It’s time to break the old copyright rules

Prince Rogers Nelson was arguably the finest musician of his generation. More widely known by his first name, he was a singer-songwriter who was effortlessly proficient in a wide range of musical instruments as he could possibly be. He died on 21 April 2016 and everyone from US President Barack Obama to the artists of Hamilton mourned and buildings around the world painted themselves purple for a night.

Within a year of her death, the Pantone Color Institute created a new shade of purple in her memory called Love Symbol #2. His estate immediately tried to secure the rights to it, so that no one could use that specific shade of purple in concerts. In doing so, it seemed to join a long line of entities that have done what was previously considered impossible – claim exclusive rights over the use of a color.

We may not know it, but many companies already have exclusive rights to the colors they identify with their brands. UPS has a trademark on the shade of brown, colored with its delivery vans, 3M for the unmistakable Post-It yellow, Fisher for the orange of its scissor handle and T-Mobile for the magenta of its logo. And they vigorously prosecute infringement of their trademarks. Mattel sued MCA Records for the use of its trademark pink color on the music video artwork for Barbie Girl by Aqua. Christian Louboutin sued to prevent rival Yves Saint Laurent from infringing on the soles of his trademark red shoes.

You don’t need to be an intellectual property lawyer to understand how self-destructive this can be. There are only so many shades and we’ll run out of colors long before companies that want them. But even before that, brands would claim shades so similar to each other that no one would be able to tell them apart.

To me, this is just another example of how the limits of intellectual property protection are being pushed beyond their tolerable limits.

Take a look at what’s happening in copyright law. The gradual expansion of the copyright terms has allowed royalties to be collected on the use of Mickey Mouse beyond the period of 56 years that was the original right based on when the character was first created. Mickey Mouse will finally enter the public domain on January 1, 2024 – unless copyright law is further amended before that. Even the rights to Happy Birthday are in corporate hands, earning them about $2 million in royalties each time the song is used in a movie, TV show or commercial. Until, a federal judge in the US invalidated his claim on the grounds that the copyright to the song’s lyrics had not been lawfully transferred in the first place.

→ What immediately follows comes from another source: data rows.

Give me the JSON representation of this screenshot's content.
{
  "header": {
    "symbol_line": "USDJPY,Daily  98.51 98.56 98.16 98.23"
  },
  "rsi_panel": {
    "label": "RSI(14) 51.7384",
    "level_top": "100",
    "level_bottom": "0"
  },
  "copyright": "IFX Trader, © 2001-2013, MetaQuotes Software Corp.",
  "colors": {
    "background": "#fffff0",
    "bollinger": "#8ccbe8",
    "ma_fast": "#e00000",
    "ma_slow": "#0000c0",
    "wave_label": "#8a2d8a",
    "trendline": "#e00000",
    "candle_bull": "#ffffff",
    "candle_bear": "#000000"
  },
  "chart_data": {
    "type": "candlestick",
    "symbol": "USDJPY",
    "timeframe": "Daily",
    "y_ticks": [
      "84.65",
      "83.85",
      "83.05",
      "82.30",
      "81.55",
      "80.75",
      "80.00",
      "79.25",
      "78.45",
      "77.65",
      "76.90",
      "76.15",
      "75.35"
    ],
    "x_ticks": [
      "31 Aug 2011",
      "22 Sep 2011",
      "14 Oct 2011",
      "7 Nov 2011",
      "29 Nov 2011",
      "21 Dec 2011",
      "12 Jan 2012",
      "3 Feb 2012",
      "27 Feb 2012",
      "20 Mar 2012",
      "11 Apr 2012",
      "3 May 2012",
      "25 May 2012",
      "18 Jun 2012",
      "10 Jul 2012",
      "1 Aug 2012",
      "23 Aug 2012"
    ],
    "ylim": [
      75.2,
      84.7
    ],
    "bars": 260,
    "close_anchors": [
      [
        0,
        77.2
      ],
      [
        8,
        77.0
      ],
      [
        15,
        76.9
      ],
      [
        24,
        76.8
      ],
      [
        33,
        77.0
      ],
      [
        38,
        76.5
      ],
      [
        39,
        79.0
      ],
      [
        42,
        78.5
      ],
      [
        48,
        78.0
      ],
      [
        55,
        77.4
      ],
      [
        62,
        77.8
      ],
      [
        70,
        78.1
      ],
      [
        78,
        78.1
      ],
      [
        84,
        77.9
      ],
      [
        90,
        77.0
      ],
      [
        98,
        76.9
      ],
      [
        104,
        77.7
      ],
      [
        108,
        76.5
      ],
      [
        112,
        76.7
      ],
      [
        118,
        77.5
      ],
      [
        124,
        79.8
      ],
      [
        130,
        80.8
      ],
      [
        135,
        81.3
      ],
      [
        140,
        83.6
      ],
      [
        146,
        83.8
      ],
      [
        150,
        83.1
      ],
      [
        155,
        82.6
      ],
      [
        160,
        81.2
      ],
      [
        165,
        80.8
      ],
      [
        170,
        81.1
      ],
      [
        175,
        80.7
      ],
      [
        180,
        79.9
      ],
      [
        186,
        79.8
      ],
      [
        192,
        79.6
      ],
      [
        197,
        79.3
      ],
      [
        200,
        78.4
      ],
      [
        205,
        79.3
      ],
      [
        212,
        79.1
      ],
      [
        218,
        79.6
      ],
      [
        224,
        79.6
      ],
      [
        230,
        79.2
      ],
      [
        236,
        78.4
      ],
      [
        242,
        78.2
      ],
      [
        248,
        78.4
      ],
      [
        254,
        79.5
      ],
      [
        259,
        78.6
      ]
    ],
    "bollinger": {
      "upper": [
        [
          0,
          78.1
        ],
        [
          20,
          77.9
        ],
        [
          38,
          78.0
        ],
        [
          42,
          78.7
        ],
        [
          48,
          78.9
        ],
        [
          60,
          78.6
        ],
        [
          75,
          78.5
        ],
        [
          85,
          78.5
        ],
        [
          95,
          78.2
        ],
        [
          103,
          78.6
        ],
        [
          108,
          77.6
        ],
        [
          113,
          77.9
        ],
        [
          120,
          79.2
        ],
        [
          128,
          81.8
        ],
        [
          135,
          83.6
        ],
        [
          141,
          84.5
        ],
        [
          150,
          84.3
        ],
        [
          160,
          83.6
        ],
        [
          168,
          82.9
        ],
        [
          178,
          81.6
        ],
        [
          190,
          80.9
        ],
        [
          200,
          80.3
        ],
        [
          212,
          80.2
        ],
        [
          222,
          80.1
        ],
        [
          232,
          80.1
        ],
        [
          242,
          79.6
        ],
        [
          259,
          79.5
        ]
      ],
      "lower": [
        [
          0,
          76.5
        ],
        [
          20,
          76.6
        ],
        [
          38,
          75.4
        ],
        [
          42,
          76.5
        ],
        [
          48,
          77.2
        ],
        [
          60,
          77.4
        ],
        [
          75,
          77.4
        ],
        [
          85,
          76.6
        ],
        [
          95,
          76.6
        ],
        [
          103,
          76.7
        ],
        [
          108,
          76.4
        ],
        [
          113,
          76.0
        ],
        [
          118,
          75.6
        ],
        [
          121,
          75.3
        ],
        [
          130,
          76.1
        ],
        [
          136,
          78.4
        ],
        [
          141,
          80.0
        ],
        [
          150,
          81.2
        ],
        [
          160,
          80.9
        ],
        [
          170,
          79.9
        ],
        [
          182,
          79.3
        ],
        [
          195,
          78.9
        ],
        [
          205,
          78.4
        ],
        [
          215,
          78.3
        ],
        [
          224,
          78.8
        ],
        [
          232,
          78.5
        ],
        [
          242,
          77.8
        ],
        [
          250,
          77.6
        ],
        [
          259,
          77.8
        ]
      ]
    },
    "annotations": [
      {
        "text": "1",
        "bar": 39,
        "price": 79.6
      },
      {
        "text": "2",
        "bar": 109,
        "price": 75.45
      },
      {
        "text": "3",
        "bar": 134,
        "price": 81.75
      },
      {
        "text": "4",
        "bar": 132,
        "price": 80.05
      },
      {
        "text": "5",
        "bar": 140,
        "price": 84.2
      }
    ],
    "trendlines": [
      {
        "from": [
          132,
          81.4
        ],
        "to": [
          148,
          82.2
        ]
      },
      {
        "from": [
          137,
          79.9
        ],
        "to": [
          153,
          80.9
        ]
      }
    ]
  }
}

Patents were originally conceptualized as a way to provide an incentive to inventors to invest in research and development—especially in areas with a historically low strike rate of success. Unfortunately, instead of encouraging research into new molecules, it used considerable resources for pharmaceutical companies to find ways to extend the validity of existing blockbuster drugs—far beyond the original duration of their patents on it. What’s worse is that thanks to the one-size-fits-all nature of patent protection, all inventions are entitled to the same period of protection—whether they took a lifetime to invent or are simple software innovations that every are started in six months. with very little effort.

Intellectual property laws were supposed to encourage creativity, promote innovation and protect brand value. They did this by creating artificial monopolies, which allowed holders of exclusive rights to monetize their artistic creations and inventions, and ensured that no one else was unfairly traded by passing their products under brands other than building their reputation over the decades. Do not benefit from However, monopolies are inherently unfair, and if we are not careful, what was intended to protect artists and inventors will enable aggregators, publishers and large corporate entities to maintain their strong positions.

Thankfully, India has avoided following the path shown by America most of the time. For example, you cannot claim trademark rights on a color in India unless it is associated with a registered mark. And while it is true that the copyright law in India has been extended from time to time, it has been done largely to stay in line with other countries. While there are more than a few software patents granted in India, our Patent Office sets far higher standards than those in force in the US. To its credit, it has stood firm against attempts to ‘evergreen’ existing patents, despite strong pressure brought by Big Pharma.

Today is the time to reevaluate how intangible assets should be protected. We should not be afraid to abandon laws and legal frameworks that are no longer relevant in the light of modern technologies and commercial realities, even if they were understandable when they were first enacted. Where necessary, we should not shy away from creating new classes of intellectual property designed to protect software and digital technologies, instead attempting to forcefully fit them into pigeonholes that never intended to overshadow their framework. Didn’t intend to adjust. Above all, we need to ensure that temporary protections introduced to offer incentives for artistic, intellectual and commercial endeavors, whether by inspection or design, are not permanent.